Échelle de sondes du Département du travail américain AI

Le Département du Travail des États-Unis (DOL) examine actuellement Scale AI, une startup de labellisation de données, pour vérifier si elle respecte la loi sur les normes de travail équitables, selon TechCrunch. Cette loi fédérale traite des questions telles que les salaires impayés, la classification erronée des employés en tant qu’entrepreneurs et les représailles illégales contre les travailleurs.
L’enquête a débuté autour d’août 2024 et est toujours en cours, a indiqué une source proche du dossier à TechCrunch. Cependant, le fait d’être sous enquête ne signifie pas que Scale AI a fait quelque chose de mal. L’enquête pourrait finalement blanchir l’entreprise ou être totalement abandonnée.
Scale AI, basée à San Francisco et évaluée à 13,8 milliards de dollars l’année dernière, emploie de nombreux travailleurs qu’ils qualifient d’entrepreneurs pour effectuer des tâches cruciales en IA, comme l’étiquetage d’images pour les grandes entreprises technologiques et d’autres groupes.
Joe Osborne, un porte-parole de Scale AI, a déclaré à TechCrunch que l’enquête avait commencé sous l’administration présidentielle précédente. Il a mentionné que Scale AI estimait que les régulateurs de l’époque ne comprenaient pas vraiment ce que l’entreprise fait dans la construction, les tests et l’évaluation de l’IA. Osborne a indiqué qu’ils collaboraient étroitement avec le DOL pour expliquer leur modèle économique, et que ces discussions avaient été assez utiles. Il a également souligné que Scale AI offre plus d’« opportunités de travail flexibles en IA » aux Américains que toute autre entreprise, et que leurs travailleurs donnent généralement des retours positifs.
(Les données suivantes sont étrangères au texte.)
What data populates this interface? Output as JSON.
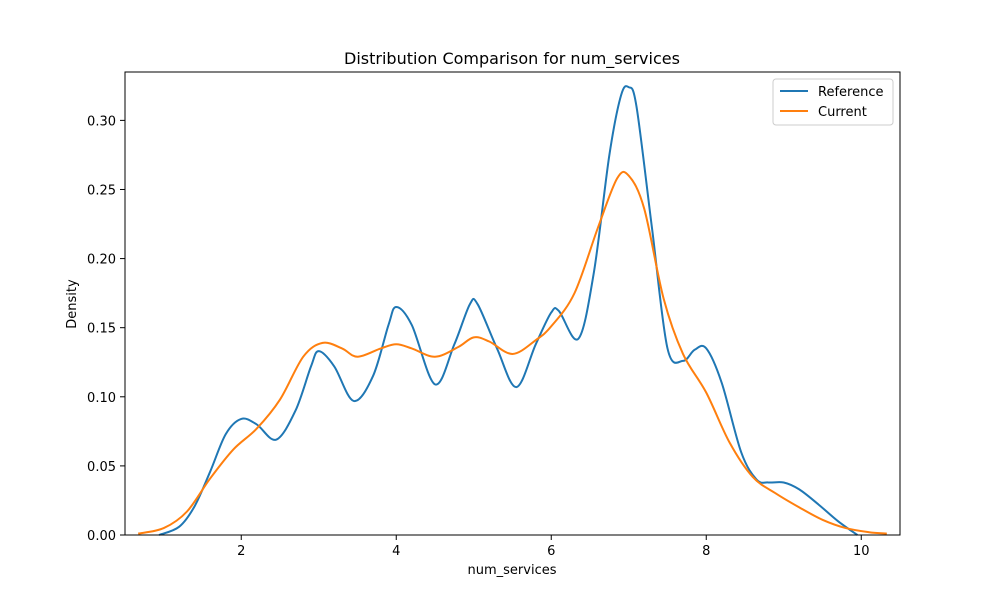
{
  "chart_data": {
    "type": "line",
    "title": "Distribution Comparison for num_services",
    "xlabel": "num_services",
    "ylabel": "Density",
    "xlim": [
      0.5,
      10.5
    ],
    "ylim": [
      0,
      0.335
    ],
    "xticks": [
      2,
      4,
      6,
      8,
      10
    ],
    "yticks": [
      0.0,
      0.05,
      0.1,
      0.15,
      0.2,
      0.25,
      0.3
    ],
    "ytick_labels": [
      "0.00",
      "0.05",
      "0.10",
      "0.15",
      "0.20",
      "0.25",
      "0.30"
    ],
    "grid": false,
    "legend_position": "top-right",
    "series": [
      {
        "name": "Reference",
        "color": "#1f77b4",
        "x": [
          0.94,
          1.2,
          1.4,
          1.6,
          1.8,
          2.0,
          2.2,
          2.45,
          2.7,
          2.9,
          3.0,
          3.2,
          3.45,
          3.7,
          3.9,
          4.0,
          4.2,
          4.5,
          4.75,
          4.95,
          5.05,
          5.3,
          5.55,
          5.8,
          6.0,
          6.1,
          6.35,
          6.55,
          6.75,
          6.9,
          7.0,
          7.1,
          7.3,
          7.5,
          7.7,
          7.85,
          8.0,
          8.2,
          8.45,
          8.65,
          8.8,
          9.0,
          9.2,
          9.45,
          9.7,
          9.95
        ],
        "y": [
          0.0,
          0.006,
          0.021,
          0.046,
          0.073,
          0.084,
          0.08,
          0.069,
          0.09,
          0.122,
          0.133,
          0.122,
          0.097,
          0.115,
          0.152,
          0.165,
          0.152,
          0.109,
          0.138,
          0.167,
          0.167,
          0.135,
          0.107,
          0.138,
          0.161,
          0.162,
          0.142,
          0.19,
          0.275,
          0.318,
          0.324,
          0.31,
          0.222,
          0.135,
          0.126,
          0.134,
          0.135,
          0.11,
          0.06,
          0.04,
          0.038,
          0.038,
          0.033,
          0.022,
          0.01,
          0.0
        ]
      },
      {
        "name": "Current",
        "color": "#ff7f0e",
        "x": [
          0.67,
          1.0,
          1.3,
          1.6,
          1.9,
          2.2,
          2.5,
          2.8,
          3.05,
          3.3,
          3.5,
          3.8,
          4.0,
          4.2,
          4.5,
          4.8,
          5.0,
          5.2,
          5.5,
          5.8,
          6.0,
          6.3,
          6.6,
          6.85,
          7.0,
          7.2,
          7.45,
          7.7,
          8.0,
          8.3,
          8.6,
          8.9,
          9.2,
          9.5,
          9.8,
          10.1,
          10.33
        ],
        "y": [
          0.001,
          0.005,
          0.017,
          0.041,
          0.062,
          0.077,
          0.098,
          0.129,
          0.139,
          0.135,
          0.129,
          0.135,
          0.138,
          0.135,
          0.129,
          0.136,
          0.143,
          0.14,
          0.131,
          0.141,
          0.151,
          0.175,
          0.222,
          0.258,
          0.26,
          0.236,
          0.171,
          0.131,
          0.103,
          0.067,
          0.042,
          0.03,
          0.02,
          0.011,
          0.005,
          0.002,
          0.001
        ]
      }
    ]
  }
}
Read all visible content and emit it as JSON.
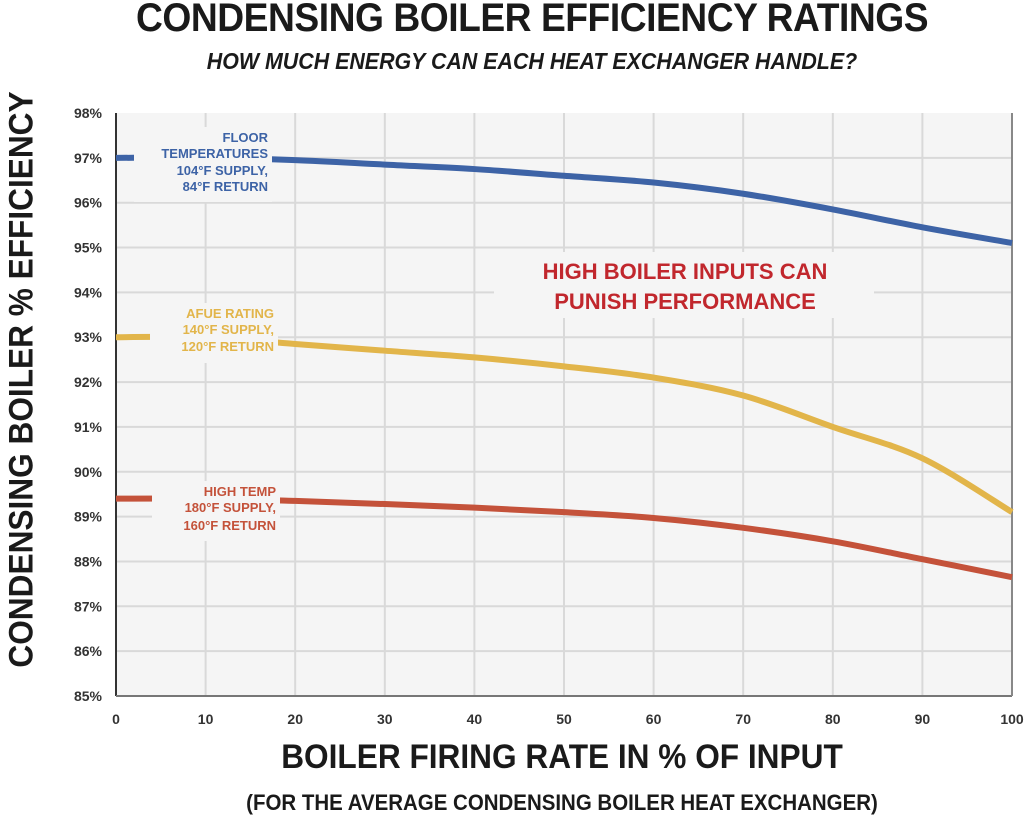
{
  "header": {
    "title": "CONDENSING BOILER EFFICIENCY RATINGS",
    "subtitle": "HOW MUCH ENERGY CAN EACH HEAT EXCHANGER HANDLE?"
  },
  "axes": {
    "ylabel": "CONDENSING BOILER % EFFICIENCY",
    "xlabel": "BOILER FIRING RATE IN % OF INPUT",
    "xsublabel": "(FOR THE AVERAGE CONDENSING BOILER HEAT EXCHANGER)",
    "yticks": [
      "98%",
      "97%",
      "96%",
      "95%",
      "94%",
      "93%",
      "92%",
      "91%",
      "90%",
      "89%",
      "88%",
      "87%",
      "86%",
      "85%"
    ],
    "xticks": [
      "0",
      "10",
      "20",
      "30",
      "40",
      "50",
      "60",
      "70",
      "80",
      "90",
      "100"
    ]
  },
  "series_labels": {
    "floor": [
      "FLOOR",
      "TEMPERATURES",
      "104°F SUPPLY,",
      "84°F RETURN"
    ],
    "afue": [
      "AFUE RATING",
      "140°F SUPPLY,",
      "120°F RETURN"
    ],
    "high": [
      "HIGH TEMP",
      "180°F SUPPLY,",
      "160°F RETURN"
    ]
  },
  "annotation": [
    "HIGH BOILER INPUTS CAN",
    "PUNISH PERFORMANCE"
  ],
  "colors": {
    "floor": "#3d63a6",
    "afue": "#e2b54a",
    "high": "#c4523a",
    "annotation": "#c1272d",
    "plot_bg": "#f5f5f5",
    "grid": "#d9d9d9"
  },
  "chart_data": {
    "type": "line",
    "title": "CONDENSING BOILER EFFICIENCY RATINGS",
    "subtitle": "HOW MUCH ENERGY CAN EACH HEAT EXCHANGER HANDLE?",
    "xlabel": "BOILER FIRING RATE IN % OF INPUT (FOR THE AVERAGE CONDENSING BOILER HEAT EXCHANGER)",
    "ylabel": "CONDENSING BOILER % EFFICIENCY",
    "x": [
      0,
      10,
      20,
      30,
      40,
      50,
      60,
      70,
      80,
      90,
      100
    ],
    "xlim": [
      0,
      100
    ],
    "ylim": [
      85,
      98
    ],
    "grid": true,
    "legend_position": "inline labels at left",
    "series": [
      {
        "name": "FLOOR TEMPERATURES 104°F SUPPLY, 84°F RETURN",
        "values": [
          97.0,
          97.0,
          96.95,
          96.85,
          96.75,
          96.6,
          96.45,
          96.2,
          95.85,
          95.45,
          95.1
        ]
      },
      {
        "name": "AFUE RATING 140°F SUPPLY, 120°F RETURN",
        "values": [
          93.0,
          93.0,
          92.85,
          92.7,
          92.55,
          92.35,
          92.1,
          91.7,
          91.0,
          90.3,
          89.1
        ]
      },
      {
        "name": "HIGH TEMP 180°F SUPPLY, 160°F RETURN",
        "values": [
          89.4,
          89.4,
          89.35,
          89.28,
          89.2,
          89.1,
          88.97,
          88.75,
          88.45,
          88.05,
          87.65
        ]
      }
    ],
    "annotations": [
      "HIGH BOILER INPUTS CAN PUNISH PERFORMANCE"
    ]
  }
}
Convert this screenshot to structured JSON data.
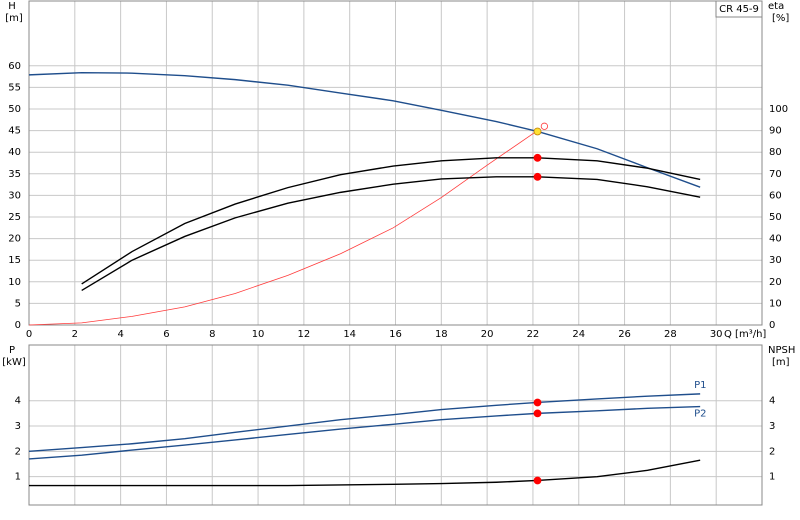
{
  "chart_data": [
    {
      "type": "line",
      "ylabel": "H",
      "yunit": "[m]",
      "y2label": "eta",
      "y2unit": "[%]",
      "xlabel": "Q [m³/h]",
      "box_label": "CR 45-9",
      "xlim": [
        0,
        32
      ],
      "xticks": [
        0,
        2,
        4,
        6,
        8,
        10,
        12,
        14,
        16,
        18,
        20,
        22,
        24,
        26,
        28,
        30
      ],
      "ylim": [
        0,
        75
      ],
      "yticks": [
        0,
        5,
        10,
        15,
        20,
        25,
        30,
        35,
        40,
        45,
        50,
        55,
        60
      ],
      "y2lim": [
        0,
        150
      ],
      "y2ticks": [
        0,
        10,
        20,
        30,
        40,
        50,
        60,
        70,
        80,
        90,
        100
      ],
      "grid": true,
      "series": [
        {
          "color": "#1f4e8c",
          "x": [
            0,
            2.3,
            4.5,
            6.8,
            9,
            11.3,
            13.6,
            15.9,
            18,
            20.4,
            22.2,
            24.8,
            27,
            29.3
          ],
          "values": [
            57.9,
            58.4,
            58.3,
            57.7,
            56.8,
            55.5,
            53.7,
            51.9,
            49.7,
            47.1,
            44.8,
            40.8,
            36.4,
            31.9
          ]
        },
        {
          "color": "#ff3b3b",
          "axis": "y2",
          "x": [
            0,
            2.3,
            4.5,
            6.8,
            9,
            11.3,
            13.6,
            15.9,
            18,
            20,
            22.2
          ],
          "values": [
            0,
            1,
            4,
            8.4,
            14.6,
            23,
            33,
            45,
            59,
            74,
            90
          ]
        },
        {
          "color": "#000000",
          "axis": "y2",
          "x": [
            2.3,
            4.5,
            6.8,
            9,
            11.3,
            13.6,
            15.9,
            18,
            20.4,
            22.2,
            24.8,
            27,
            29.3
          ],
          "values": [
            19,
            34,
            47,
            56,
            63.6,
            69.6,
            73.6,
            76,
            77.4,
            77.4,
            76,
            72.6,
            67.4
          ]
        },
        {
          "color": "#000000",
          "axis": "y2",
          "x": [
            2.3,
            4.5,
            6.8,
            9,
            11.3,
            13.6,
            15.9,
            18,
            20.4,
            22.2,
            24.8,
            27,
            29.3
          ],
          "values": [
            16,
            30,
            41,
            49.6,
            56.4,
            61.4,
            65.2,
            67.6,
            68.6,
            68.6,
            67.4,
            64,
            59.2
          ]
        }
      ],
      "points": [
        {
          "x": 22.2,
          "y": 44.8,
          "color": "#ffe033"
        },
        {
          "x": 22.5,
          "y": 92,
          "axis": "y2",
          "color": "#ff3b3b",
          "style": "open"
        },
        {
          "x": 22.2,
          "y": 77.4,
          "axis": "y2",
          "color": "#ff0000"
        },
        {
          "x": 22.2,
          "y": 68.6,
          "axis": "y2",
          "color": "#ff0000"
        }
      ]
    },
    {
      "type": "line",
      "ylabel": "P",
      "yunit": "[kW]",
      "y2label": "NPSH",
      "y2unit": "[m]",
      "xlim": [
        0,
        32
      ],
      "ylim": [
        0,
        6.2
      ],
      "yticks": [
        1,
        2,
        3,
        4
      ],
      "y2lim": [
        0,
        6.2
      ],
      "y2ticks": [
        1,
        2,
        3,
        4
      ],
      "grid": true,
      "series": [
        {
          "name": "P1",
          "color": "#1f4e8c",
          "x": [
            0,
            2.3,
            4.5,
            6.8,
            9,
            11.3,
            13.6,
            15.9,
            18,
            20.4,
            22.2,
            24.8,
            27,
            29.3
          ],
          "values": [
            2.0,
            2.15,
            2.3,
            2.5,
            2.75,
            3.0,
            3.25,
            3.45,
            3.65,
            3.82,
            3.93,
            4.07,
            4.18,
            4.27
          ]
        },
        {
          "name": "P2",
          "color": "#1f4e8c",
          "x": [
            0,
            2.3,
            4.5,
            6.8,
            9,
            11.3,
            13.6,
            15.9,
            18,
            20.4,
            22.2,
            24.8,
            27,
            29.3
          ],
          "values": [
            1.7,
            1.85,
            2.05,
            2.25,
            2.45,
            2.67,
            2.88,
            3.07,
            3.25,
            3.4,
            3.5,
            3.6,
            3.7,
            3.77
          ]
        },
        {
          "color": "#000000",
          "axis": "y2",
          "x": [
            0,
            11.3,
            15.9,
            18,
            20.4,
            22.2,
            24.8,
            27,
            29.3
          ],
          "values": [
            0.65,
            0.65,
            0.7,
            0.73,
            0.78,
            0.85,
            1.0,
            1.25,
            1.65
          ]
        }
      ],
      "points": [
        {
          "x": 22.2,
          "y": 3.93,
          "color": "#ff0000"
        },
        {
          "x": 22.2,
          "y": 3.5,
          "color": "#ff0000"
        },
        {
          "x": 22.2,
          "y": 0.85,
          "axis": "y2",
          "color": "#ff0000"
        }
      ]
    }
  ]
}
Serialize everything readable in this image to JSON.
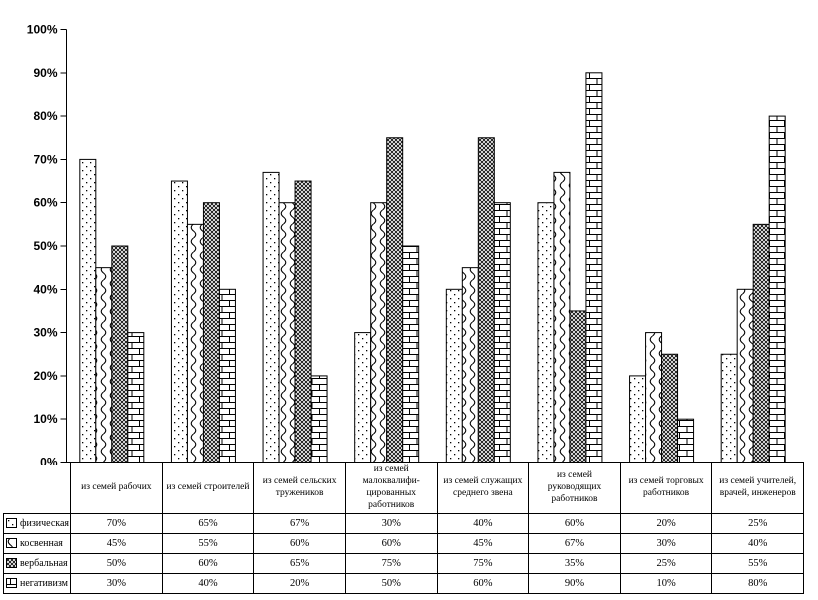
{
  "chart_data": {
    "type": "bar",
    "title": "",
    "categories": [
      "из семей рабочих",
      "из семей строителей",
      "из семей сельских тружеников",
      "из семей малоквалифи-цированных работников",
      "из семей служащих среднего звена",
      "из семей руководящих работников",
      "из семей торговых работников",
      "из семей учителей, врачей, инженеров"
    ],
    "series": [
      {
        "name": "физическая",
        "pattern": "dots",
        "values": [
          70,
          65,
          67,
          30,
          40,
          60,
          20,
          25
        ]
      },
      {
        "name": "косвенная",
        "pattern": "waves",
        "values": [
          45,
          55,
          60,
          60,
          45,
          67,
          30,
          40
        ]
      },
      {
        "name": "вербальная",
        "pattern": "crosshatch",
        "values": [
          50,
          60,
          65,
          75,
          75,
          35,
          25,
          55
        ]
      },
      {
        "name": "негативизм",
        "pattern": "bricks",
        "values": [
          30,
          40,
          20,
          50,
          60,
          90,
          10,
          80
        ]
      }
    ],
    "y_axis": {
      "min": 0,
      "max": 100,
      "step": 10,
      "tick_labels": [
        "0%",
        "10%",
        "20%",
        "30%",
        "40%",
        "50%",
        "60%",
        "70%",
        "80%",
        "90%",
        "100%"
      ]
    },
    "value_suffix": "%",
    "grid": false,
    "legend_position": "table-left",
    "colors": {
      "foreground": "#000000",
      "background": "#ffffff"
    }
  }
}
« Des centaines de milliers de personnes utilisent notre plateforme pour mettre en avant leurs compétences et gagner un revenu supplémentaire », a déclaré Osborne.
Bien que Scale AI soit une plateforme de travail à la tâche populaire, elle a récemment été confrontée à des défis juridiques. Deux poursuites ont été intentées contre eux — une en décembre 2024 et une autre en janvier 2025 — par d’anciens travailleurs qui affirmaient avoir été sous-payés et mal classés en tant qu’entrepreneurs, manquant ainsi d’avantages comme le paiement des heures supplémentaires et les congés maladie.
Scale AI a fermement nié ces allégations, affirmant qu’ils respectent la loi et s’assurent que leurs taux de rémunération respectent ou dépassent les normes locales de salaire de subsistance.
Leurs pratiques de travail internationales ont également été examinées dans une enquête du Washington Post en 2023. Des travailleurs à l’étranger ont raconté au Post des conditions de travail difficiles pour un faible salaire en tant qu’entrepreneurs. Scale AI a déclaré à l’époque qu’ils amélioraient continuellement les taux de rémunération.
Le site web du DOL indique qu’ils résolvent généralement la plupart des cas sans aller en justice, mais les employeurs qui enfreignent la loi pourraient faire face à des amendes ou même à une peine de prison. Le DOL peut également obliger les employeurs à reclassifier leurs travailleurs comme employés.
Par exemple, en février 2024, la startup de recrutement hôtelier Qwick a réglé une affaire avec le DOL en payant 2,1 millions de dollars et en acceptant de classifier tous les travailleurs californiens utilisant l’application Qwick comme employés, selon Bloomberg Law.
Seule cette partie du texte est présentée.